Kinect also lets you communicate with your Xbox 360 vocally – pausing and playing movies, music and other programming. Unnecessary? Sure! But it’s still fun. What’s frustrating, though, is that only some of the Xbox’s popular applications are included. Netflix, arguably the console’s most used function for the device after video games, is not among them – and that’s a curious omission by Microsoft.
The biggest problem is the system’s lag. In the ideal world, your gestures would be instantly reflected on screen by your avatar. In reality, there’s a short delay – upwards to half a second – that affects your performance in game. It’s an instant turn-off for core gamers, who like lightning fast responses. And while casual players are less likely to notice it initially, it’s ultimately something you can’t miss.

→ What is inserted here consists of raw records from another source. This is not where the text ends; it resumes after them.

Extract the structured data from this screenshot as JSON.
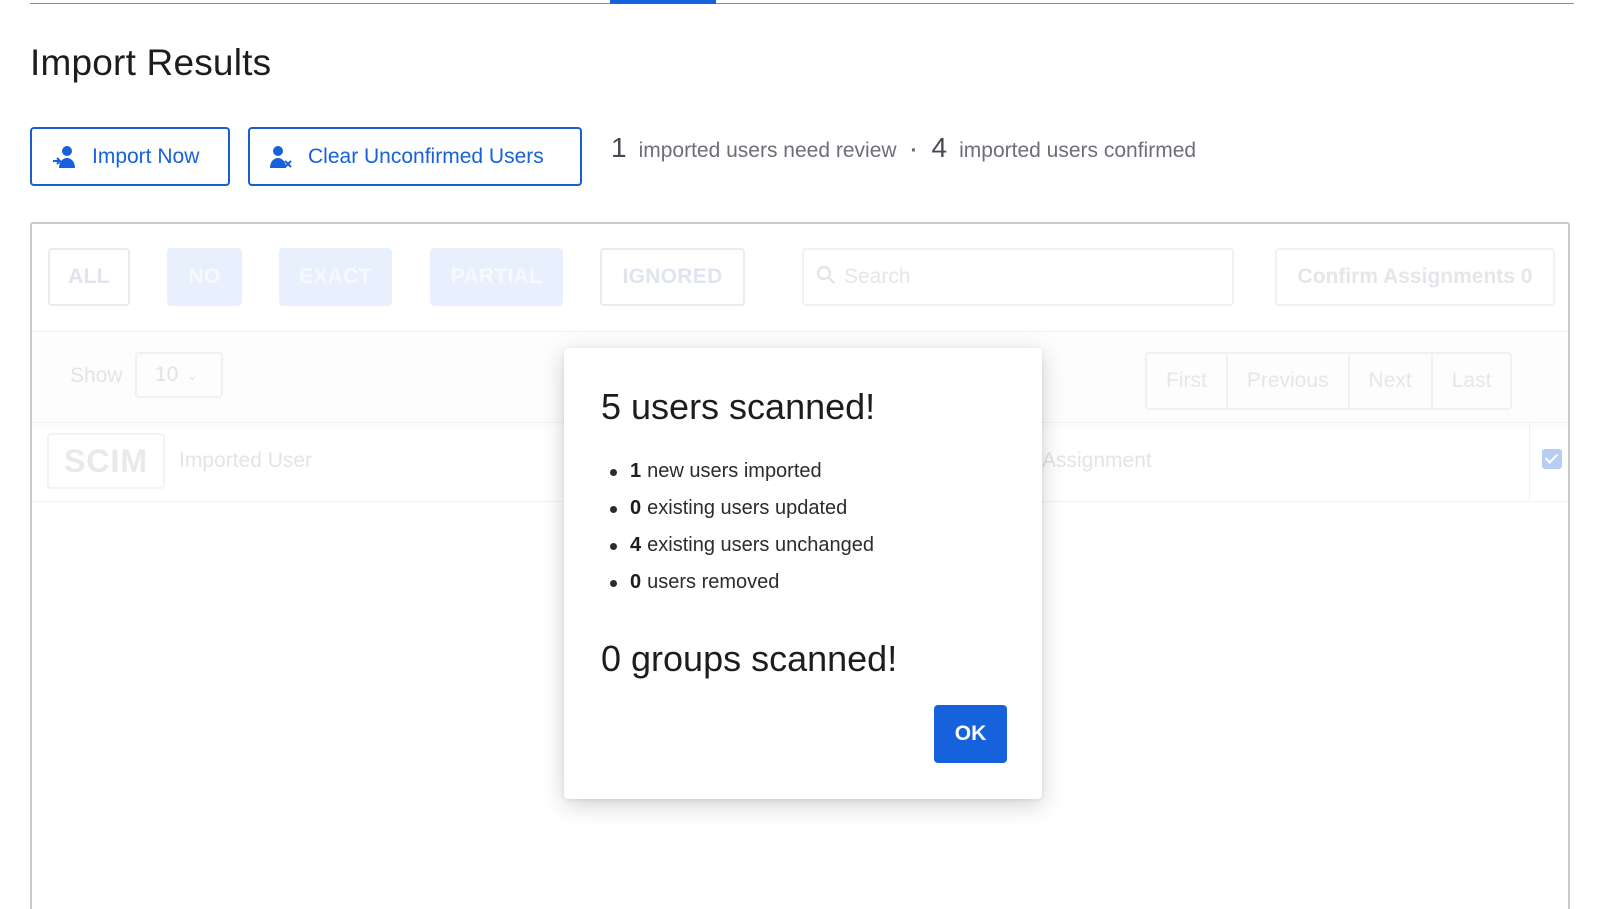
{
  "page": {
    "title": "Import Results"
  },
  "actions": {
    "import_now": "Import Now",
    "clear_unconfirmed": "Clear Unconfirmed Users"
  },
  "summary": {
    "review_count": "1",
    "review_text": "imported users need review",
    "separator": "·",
    "confirmed_count": "4",
    "confirmed_text": "imported users confirmed"
  },
  "filters": {
    "all": "ALL",
    "no": "NO",
    "exact": "EXACT",
    "partial": "PARTIAL",
    "ignored": "IGNORED"
  },
  "search": {
    "placeholder": "Search"
  },
  "confirm_assignments": "Confirm Assignments 0",
  "pagination": {
    "show_label": "Show",
    "page_size": "10",
    "first": "First",
    "previous": "Previous",
    "next": "Next",
    "last": "Last"
  },
  "table": {
    "logo_text": "SCIM",
    "columns": {
      "imported_user": "Imported User",
      "assignment": "Assignment"
    }
  },
  "modal": {
    "users_title": "5 users scanned!",
    "stats": [
      {
        "count": "1",
        "label": "new users imported"
      },
      {
        "count": "0",
        "label": "existing users updated"
      },
      {
        "count": "4",
        "label": "existing users unchanged"
      },
      {
        "count": "0",
        "label": "users removed"
      }
    ],
    "groups_title": "0 groups scanned!",
    "ok_label": "OK"
  },
  "colors": {
    "accent": "#1662dd",
    "text": "#1d1d21",
    "muted": "#6e6e78"
  }
}
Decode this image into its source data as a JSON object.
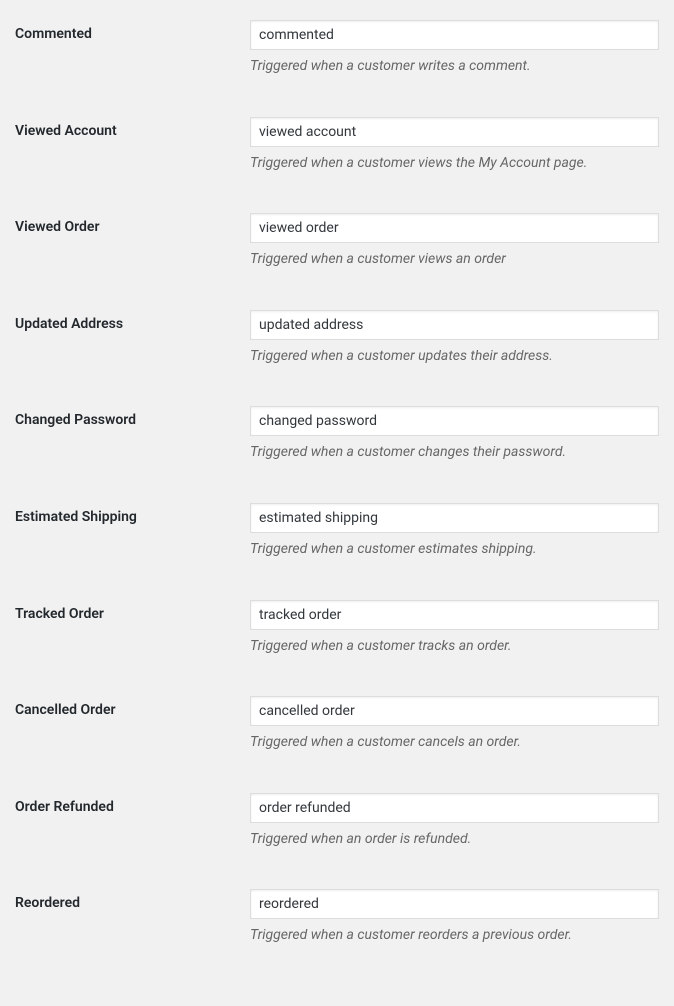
{
  "events": [
    {
      "label": "Commented",
      "value": "commented",
      "help": "Triggered when a customer writes a comment."
    },
    {
      "label": "Viewed Account",
      "value": "viewed account",
      "help": "Triggered when a customer views the My Account page."
    },
    {
      "label": "Viewed Order",
      "value": "viewed order",
      "help": "Triggered when a customer views an order"
    },
    {
      "label": "Updated Address",
      "value": "updated address",
      "help": "Triggered when a customer updates their address."
    },
    {
      "label": "Changed Password",
      "value": "changed password",
      "help": "Triggered when a customer changes their password."
    },
    {
      "label": "Estimated Shipping",
      "value": "estimated shipping",
      "help": "Triggered when a customer estimates shipping."
    },
    {
      "label": "Tracked Order",
      "value": "tracked order",
      "help": "Triggered when a customer tracks an order."
    },
    {
      "label": "Cancelled Order",
      "value": "cancelled order",
      "help": "Triggered when a customer cancels an order."
    },
    {
      "label": "Order Refunded",
      "value": "order refunded",
      "help": "Triggered when an order is refunded."
    },
    {
      "label": "Reordered",
      "value": "reordered",
      "help": "Triggered when a customer reorders a previous order."
    }
  ]
}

The system also is not well suited for close quarters. Kinect needs six to eight square feet of clear space between you and the device to function properly. Suburban households can probably accommodate this by moving some furniture, but apartment dwellers – especially in big cities- might be left out.
And by slapping a $150 price tag on the device, Microsoft is blatantly putting a premium on new technology. Publishing partners were openly calling for Kinect’s price to be no higher than $100 as recently as June.
This is an annoyance, but not something that’s likely to hurt Kinect, though. Between the heavy marketing Microsoft plans for the device and the on-air endorsements of both Ellen DeGeneres and Oprah Winfrey, it will almost certainly be hard to find at retail as Christmas draws near.
How are the games?
As far as the games, it’s another mixed bag. “Kinect Adventures,” which comes included with the peripheral is a fun, forgettable title for all ages that basically serves as an introduction to what Kinect can do.
Ubisoft’s “Your Shape Fitness” is a smart take on exercise games, along the same lines as “Wii Fit” – without the need for additional peripherals. And “Dance Central” seems poised as the breakout hit, a game that uses Kinect to track your movements as you match on-screen choreography. It’s a new way to exercise and shake your groove thing at the same time.
As for the others – including “Kinect Sports” and “Joy Ride”? They’re better left on store shelves.
Ultimately, Kinect is a device that shows plenty of potential. Unfortunately, a lot of that potential has not yet been met. If you’re someone who needs to try out the newest technology, you won’t regret the purchase – nor will you if you’re looking for a “gee whiz” gift this holiday. But if you’re unable to get your hands on one or afford the steep price at this point, you’re not missing out terribly by waiting a few more months.